KABAR MADURA |Pengajuan koperasi baru di Pamekasan cukup menjamur. Namun, tidak semua pengajuan bisa diterima. Hingga triwulan kedua 2024 ini, sudah ada 12 koperasi baru yang terbentuk.
Kepala Bidang (Kabid) Koperasi Dinas Koperasi Usaha Kecil Menengah dan Ketenagakerjaan (Diskop UKM dan Naker) Pamekasan Baihaki, mengatakan, ada beberapa pengajuan koperasi baru. Selama memenuhi semua persyaratan, pihaknya mengaku akan menyetujui pengajuan koperasi tersebut.
Ia menuturkan, apabila koperasi yang baru dibentuk itu usahanya tidak jalan dalam satu tahun, maka tidak perlu melakukan rapat anggota tahunan (RAT).
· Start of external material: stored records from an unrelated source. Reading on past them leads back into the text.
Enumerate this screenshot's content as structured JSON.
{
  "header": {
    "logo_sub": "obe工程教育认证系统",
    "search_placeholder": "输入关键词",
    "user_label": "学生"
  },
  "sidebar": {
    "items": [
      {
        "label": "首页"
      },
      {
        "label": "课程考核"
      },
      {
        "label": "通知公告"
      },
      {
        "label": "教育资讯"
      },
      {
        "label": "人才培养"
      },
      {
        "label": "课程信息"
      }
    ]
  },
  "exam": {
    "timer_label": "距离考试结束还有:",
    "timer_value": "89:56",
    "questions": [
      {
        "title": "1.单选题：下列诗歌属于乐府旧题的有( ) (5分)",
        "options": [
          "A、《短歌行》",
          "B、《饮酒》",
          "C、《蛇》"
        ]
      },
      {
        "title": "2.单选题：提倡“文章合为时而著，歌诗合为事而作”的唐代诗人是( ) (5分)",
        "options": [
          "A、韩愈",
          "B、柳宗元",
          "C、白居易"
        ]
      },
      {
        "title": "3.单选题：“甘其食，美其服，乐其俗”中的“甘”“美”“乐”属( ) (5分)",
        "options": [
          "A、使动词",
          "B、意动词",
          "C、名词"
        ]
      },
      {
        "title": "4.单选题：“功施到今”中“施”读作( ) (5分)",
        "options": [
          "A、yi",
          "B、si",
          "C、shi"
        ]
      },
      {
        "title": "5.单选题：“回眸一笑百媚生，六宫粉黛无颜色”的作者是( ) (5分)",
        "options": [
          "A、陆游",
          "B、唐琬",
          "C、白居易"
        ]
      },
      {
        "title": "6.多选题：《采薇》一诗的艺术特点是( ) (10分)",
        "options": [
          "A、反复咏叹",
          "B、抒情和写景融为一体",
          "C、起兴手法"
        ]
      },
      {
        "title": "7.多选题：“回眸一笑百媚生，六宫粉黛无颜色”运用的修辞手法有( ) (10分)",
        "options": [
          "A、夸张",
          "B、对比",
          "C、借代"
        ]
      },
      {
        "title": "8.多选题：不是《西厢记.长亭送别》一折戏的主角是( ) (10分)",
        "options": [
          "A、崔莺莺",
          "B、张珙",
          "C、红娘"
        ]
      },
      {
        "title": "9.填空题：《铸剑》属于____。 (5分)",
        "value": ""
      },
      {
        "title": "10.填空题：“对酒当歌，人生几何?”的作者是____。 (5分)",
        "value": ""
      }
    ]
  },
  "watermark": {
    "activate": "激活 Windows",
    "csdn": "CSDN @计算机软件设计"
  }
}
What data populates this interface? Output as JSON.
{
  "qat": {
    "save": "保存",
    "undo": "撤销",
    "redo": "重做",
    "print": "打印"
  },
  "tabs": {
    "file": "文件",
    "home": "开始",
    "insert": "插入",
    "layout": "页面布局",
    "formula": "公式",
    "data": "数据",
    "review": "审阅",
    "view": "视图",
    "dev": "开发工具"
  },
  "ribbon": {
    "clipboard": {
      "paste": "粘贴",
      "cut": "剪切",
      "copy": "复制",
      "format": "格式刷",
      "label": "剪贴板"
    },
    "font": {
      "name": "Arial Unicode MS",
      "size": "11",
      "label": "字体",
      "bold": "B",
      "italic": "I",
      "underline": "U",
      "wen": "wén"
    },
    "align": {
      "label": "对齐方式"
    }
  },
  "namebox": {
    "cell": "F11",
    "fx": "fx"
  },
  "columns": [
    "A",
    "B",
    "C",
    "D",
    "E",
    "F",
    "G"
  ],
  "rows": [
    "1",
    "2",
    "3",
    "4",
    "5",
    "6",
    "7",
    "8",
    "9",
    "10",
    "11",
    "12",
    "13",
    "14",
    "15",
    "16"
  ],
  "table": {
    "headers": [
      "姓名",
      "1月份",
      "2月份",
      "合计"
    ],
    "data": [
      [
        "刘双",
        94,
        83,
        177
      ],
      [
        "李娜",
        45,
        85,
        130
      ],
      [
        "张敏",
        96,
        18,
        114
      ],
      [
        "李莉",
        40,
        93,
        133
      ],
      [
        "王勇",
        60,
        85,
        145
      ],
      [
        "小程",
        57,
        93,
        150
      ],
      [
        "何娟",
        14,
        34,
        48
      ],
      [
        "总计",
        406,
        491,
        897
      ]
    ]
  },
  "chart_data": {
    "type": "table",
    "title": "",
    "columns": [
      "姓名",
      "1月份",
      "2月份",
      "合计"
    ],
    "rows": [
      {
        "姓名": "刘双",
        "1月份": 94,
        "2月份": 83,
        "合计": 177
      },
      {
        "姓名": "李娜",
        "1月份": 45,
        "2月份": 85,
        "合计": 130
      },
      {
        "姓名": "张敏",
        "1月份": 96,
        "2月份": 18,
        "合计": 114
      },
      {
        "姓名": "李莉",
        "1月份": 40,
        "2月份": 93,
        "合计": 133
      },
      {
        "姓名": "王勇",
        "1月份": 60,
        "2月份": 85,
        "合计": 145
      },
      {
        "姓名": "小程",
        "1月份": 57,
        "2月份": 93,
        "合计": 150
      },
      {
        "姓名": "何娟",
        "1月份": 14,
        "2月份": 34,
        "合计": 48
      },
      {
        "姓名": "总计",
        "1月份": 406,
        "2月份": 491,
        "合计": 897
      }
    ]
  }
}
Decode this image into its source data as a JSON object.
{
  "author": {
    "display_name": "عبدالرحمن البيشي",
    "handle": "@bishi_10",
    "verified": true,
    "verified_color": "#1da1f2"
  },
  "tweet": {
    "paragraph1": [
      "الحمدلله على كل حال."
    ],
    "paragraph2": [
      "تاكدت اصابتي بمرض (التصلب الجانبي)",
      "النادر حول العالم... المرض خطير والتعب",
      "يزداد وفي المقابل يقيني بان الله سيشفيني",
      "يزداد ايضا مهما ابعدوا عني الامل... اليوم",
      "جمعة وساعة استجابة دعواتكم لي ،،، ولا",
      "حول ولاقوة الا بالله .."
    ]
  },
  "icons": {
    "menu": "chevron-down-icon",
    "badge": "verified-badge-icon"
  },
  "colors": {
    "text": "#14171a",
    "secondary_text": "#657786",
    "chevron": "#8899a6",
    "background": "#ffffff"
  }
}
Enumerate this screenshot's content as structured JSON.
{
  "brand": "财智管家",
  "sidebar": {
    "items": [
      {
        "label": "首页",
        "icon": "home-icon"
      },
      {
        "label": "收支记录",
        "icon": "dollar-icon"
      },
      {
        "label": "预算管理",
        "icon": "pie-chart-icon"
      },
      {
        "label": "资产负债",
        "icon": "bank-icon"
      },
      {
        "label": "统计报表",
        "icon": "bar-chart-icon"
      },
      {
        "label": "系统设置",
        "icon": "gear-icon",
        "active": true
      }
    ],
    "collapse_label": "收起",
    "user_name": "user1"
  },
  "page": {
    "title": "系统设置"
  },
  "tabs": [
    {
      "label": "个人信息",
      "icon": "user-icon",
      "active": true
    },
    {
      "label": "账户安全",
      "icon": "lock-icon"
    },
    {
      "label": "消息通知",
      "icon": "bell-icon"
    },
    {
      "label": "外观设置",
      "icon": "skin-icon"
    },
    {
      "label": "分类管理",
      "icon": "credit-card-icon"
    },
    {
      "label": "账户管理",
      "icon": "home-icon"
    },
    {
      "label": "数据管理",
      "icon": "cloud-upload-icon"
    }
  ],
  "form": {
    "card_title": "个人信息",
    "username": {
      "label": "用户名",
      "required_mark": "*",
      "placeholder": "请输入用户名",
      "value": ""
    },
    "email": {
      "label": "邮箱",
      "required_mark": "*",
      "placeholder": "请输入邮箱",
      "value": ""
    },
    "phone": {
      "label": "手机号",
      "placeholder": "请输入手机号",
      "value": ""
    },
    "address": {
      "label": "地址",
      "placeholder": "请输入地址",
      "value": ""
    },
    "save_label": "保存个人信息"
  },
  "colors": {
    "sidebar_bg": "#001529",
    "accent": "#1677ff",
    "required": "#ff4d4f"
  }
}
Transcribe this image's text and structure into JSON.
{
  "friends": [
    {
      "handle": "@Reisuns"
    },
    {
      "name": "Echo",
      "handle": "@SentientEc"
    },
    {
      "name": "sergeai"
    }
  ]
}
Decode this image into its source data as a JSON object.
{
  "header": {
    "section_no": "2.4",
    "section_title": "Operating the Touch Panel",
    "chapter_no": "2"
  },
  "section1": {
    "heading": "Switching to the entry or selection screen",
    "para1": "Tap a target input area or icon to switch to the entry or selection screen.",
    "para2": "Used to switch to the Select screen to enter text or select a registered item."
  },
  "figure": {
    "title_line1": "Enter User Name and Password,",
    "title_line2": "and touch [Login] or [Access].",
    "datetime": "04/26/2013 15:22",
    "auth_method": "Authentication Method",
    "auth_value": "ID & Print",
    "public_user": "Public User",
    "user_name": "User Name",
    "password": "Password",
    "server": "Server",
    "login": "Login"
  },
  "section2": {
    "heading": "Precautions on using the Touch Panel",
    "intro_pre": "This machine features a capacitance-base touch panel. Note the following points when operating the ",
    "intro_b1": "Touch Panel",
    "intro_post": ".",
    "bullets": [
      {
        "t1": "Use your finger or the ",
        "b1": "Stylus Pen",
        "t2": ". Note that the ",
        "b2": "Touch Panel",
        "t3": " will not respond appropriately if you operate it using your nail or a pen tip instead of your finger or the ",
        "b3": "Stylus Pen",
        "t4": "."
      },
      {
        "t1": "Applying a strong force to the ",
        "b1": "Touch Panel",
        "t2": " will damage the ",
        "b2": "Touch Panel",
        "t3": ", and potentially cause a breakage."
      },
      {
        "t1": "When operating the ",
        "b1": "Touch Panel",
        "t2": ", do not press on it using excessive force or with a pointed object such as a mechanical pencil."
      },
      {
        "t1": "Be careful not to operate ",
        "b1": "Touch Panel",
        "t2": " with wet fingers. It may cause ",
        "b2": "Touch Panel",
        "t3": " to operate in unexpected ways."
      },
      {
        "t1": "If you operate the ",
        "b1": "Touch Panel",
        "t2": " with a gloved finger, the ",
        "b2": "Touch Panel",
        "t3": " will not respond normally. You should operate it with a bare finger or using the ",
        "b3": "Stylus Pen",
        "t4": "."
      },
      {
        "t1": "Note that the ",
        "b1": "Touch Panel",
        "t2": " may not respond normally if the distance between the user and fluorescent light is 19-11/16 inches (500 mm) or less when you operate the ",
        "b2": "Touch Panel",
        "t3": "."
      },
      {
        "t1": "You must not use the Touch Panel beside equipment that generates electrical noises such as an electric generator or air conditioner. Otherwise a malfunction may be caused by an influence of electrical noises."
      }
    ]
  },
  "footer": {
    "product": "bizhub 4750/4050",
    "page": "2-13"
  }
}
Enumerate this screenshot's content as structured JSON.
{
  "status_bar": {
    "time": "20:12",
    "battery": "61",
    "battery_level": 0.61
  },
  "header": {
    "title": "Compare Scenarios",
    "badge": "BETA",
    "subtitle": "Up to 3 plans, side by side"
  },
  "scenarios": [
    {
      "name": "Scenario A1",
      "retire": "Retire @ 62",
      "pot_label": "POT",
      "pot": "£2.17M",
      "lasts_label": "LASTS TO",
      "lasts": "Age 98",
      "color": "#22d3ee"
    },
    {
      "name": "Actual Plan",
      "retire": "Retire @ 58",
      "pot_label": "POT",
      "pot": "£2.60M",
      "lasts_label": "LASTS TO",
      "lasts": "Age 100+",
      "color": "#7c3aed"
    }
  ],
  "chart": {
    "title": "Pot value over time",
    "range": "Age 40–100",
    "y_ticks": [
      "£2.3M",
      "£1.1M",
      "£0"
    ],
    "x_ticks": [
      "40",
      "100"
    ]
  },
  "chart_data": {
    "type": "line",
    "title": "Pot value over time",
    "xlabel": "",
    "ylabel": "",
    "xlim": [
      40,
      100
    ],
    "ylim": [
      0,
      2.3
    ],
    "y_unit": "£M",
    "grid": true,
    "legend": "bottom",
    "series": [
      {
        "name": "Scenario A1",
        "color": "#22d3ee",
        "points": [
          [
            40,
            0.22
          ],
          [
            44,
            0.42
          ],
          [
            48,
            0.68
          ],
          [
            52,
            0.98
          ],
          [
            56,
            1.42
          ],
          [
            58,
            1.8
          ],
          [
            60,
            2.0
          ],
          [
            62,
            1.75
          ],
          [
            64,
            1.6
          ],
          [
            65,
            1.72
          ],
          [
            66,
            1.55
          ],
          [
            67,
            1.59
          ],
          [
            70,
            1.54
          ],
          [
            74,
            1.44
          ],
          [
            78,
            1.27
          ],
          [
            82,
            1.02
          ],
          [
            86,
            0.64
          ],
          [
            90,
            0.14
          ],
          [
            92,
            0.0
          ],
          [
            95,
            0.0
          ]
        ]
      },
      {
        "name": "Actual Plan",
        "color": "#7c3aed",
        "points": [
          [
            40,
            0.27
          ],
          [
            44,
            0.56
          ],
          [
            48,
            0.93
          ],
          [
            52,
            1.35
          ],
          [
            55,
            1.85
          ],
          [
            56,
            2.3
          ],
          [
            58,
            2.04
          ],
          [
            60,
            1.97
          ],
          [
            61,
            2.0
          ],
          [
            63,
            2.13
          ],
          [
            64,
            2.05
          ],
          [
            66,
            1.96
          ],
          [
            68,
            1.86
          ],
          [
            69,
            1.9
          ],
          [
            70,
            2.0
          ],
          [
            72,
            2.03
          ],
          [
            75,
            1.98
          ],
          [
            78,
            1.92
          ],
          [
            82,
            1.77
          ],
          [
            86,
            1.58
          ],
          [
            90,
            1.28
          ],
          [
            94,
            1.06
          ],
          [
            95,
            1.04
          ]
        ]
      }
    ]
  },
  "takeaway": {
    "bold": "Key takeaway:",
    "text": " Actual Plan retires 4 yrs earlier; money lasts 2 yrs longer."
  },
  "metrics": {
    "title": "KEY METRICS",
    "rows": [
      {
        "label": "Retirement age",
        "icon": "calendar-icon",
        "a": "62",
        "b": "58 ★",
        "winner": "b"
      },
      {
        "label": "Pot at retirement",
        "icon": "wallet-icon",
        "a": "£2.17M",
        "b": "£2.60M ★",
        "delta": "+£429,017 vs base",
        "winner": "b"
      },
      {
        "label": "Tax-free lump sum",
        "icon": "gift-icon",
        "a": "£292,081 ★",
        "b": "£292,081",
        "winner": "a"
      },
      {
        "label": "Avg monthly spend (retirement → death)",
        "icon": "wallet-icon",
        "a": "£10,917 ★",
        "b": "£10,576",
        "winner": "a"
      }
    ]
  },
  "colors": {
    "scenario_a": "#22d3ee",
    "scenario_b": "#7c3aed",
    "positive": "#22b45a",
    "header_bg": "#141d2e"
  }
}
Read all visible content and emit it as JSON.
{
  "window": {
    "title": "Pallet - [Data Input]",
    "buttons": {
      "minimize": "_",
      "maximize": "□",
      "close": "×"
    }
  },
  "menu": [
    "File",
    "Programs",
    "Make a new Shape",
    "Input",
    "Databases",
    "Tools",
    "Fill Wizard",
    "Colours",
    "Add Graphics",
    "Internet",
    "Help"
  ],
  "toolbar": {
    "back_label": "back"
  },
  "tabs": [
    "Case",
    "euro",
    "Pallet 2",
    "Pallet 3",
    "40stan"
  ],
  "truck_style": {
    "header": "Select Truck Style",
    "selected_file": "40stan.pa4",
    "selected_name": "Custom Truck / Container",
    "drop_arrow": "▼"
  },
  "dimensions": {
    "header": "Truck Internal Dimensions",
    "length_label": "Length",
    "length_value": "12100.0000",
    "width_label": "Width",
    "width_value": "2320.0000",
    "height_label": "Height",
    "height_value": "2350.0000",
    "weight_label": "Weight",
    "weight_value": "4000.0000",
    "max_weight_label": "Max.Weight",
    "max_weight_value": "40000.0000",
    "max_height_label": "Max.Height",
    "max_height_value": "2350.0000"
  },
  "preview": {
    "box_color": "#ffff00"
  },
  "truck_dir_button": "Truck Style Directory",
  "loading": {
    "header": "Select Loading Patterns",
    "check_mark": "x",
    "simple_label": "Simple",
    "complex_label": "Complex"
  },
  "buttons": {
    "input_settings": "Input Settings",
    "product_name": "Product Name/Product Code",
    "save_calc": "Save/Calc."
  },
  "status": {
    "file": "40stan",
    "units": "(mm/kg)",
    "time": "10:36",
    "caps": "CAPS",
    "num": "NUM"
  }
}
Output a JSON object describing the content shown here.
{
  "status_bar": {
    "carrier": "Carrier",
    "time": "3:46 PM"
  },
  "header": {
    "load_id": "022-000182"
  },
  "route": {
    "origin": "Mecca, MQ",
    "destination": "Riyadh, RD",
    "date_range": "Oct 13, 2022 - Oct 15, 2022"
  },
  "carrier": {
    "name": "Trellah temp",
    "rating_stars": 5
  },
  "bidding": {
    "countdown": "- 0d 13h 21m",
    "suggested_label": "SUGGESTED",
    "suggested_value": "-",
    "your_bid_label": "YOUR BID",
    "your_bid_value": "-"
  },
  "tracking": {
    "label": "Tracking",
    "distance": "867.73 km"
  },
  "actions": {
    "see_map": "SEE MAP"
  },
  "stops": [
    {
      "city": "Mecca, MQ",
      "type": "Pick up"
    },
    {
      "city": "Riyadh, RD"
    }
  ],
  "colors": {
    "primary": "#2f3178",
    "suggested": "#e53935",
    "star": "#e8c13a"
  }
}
Namun sebaliknya, apabila pengelolaan usaha di koperasi tersebut sudah berjalan, maka wajib melakukan RAT atau pelaporan pada tahun depan.
Sebab menurut Baihaki, yang ada dalam RAT merupakan laporan terkait usahanya. Untuk itu, pihaknya melakukan pendampingan pra koperasi.
Tujuannya, untuk mengoptimalkan penguatan sumber daya manusia (SDM) dalam pengelolaan koperasi. Sehingga, koperasi-koperasi yang baru terbentuk itu bisa berkembang.
Secara umum, lanjut Baihaki, kurang lebih ada tujuh ratus lebih koperasi yang sudah terbentuk di Pamekasan. Namun, yang sudah melakukan RAT di Tahun 2023 hanya 65 koperasi.
Pemicunya beragam, mulai dari usahanya tidak jalan, pendanaan yang kurang memadai untuk melakukan RAT, hingga kurang pahamnya pengelola terhadap sistem pelaporan RAT tersebut. P
“Bahkan, ada yang melakukan RAT tanpa sepengetahuan kami dan tidak melaporkannya,” ungkapnya kepada Kabar Madura, Senin (10/6/2024).
Sementara itu, akademisi Sekolah Tinggi Agama Islam Alfalah (STAIFA) Pamekasan Istianah mengatakan, keberadaan koperasi memang cukup berpengaruh terhadap ekonomi bagi masing-masing pengelola.
Namun, apabila koperasi itu tidak berjalan optimal, justru mengakibatkan kemunduran pendapatan ekonomi yang berpotensi kerugian.
Menurutnya, mandeknya usaha di koperasi dikarenakan berbagai macam hal. Diantaranya, pengelola tidak mengetahui cara mengelola usaha dalam koperasi tersebut. Sehingga, pendapatan koperasi tidak sesuai dengan kebutuhan dasar yang diperlukan.
“Terpenting, pengelolaan koperasinya harus tepat. Bukan sekadar membentuk koperasi yang baru,” ungkap Dosen Ekonomi Syariah itu.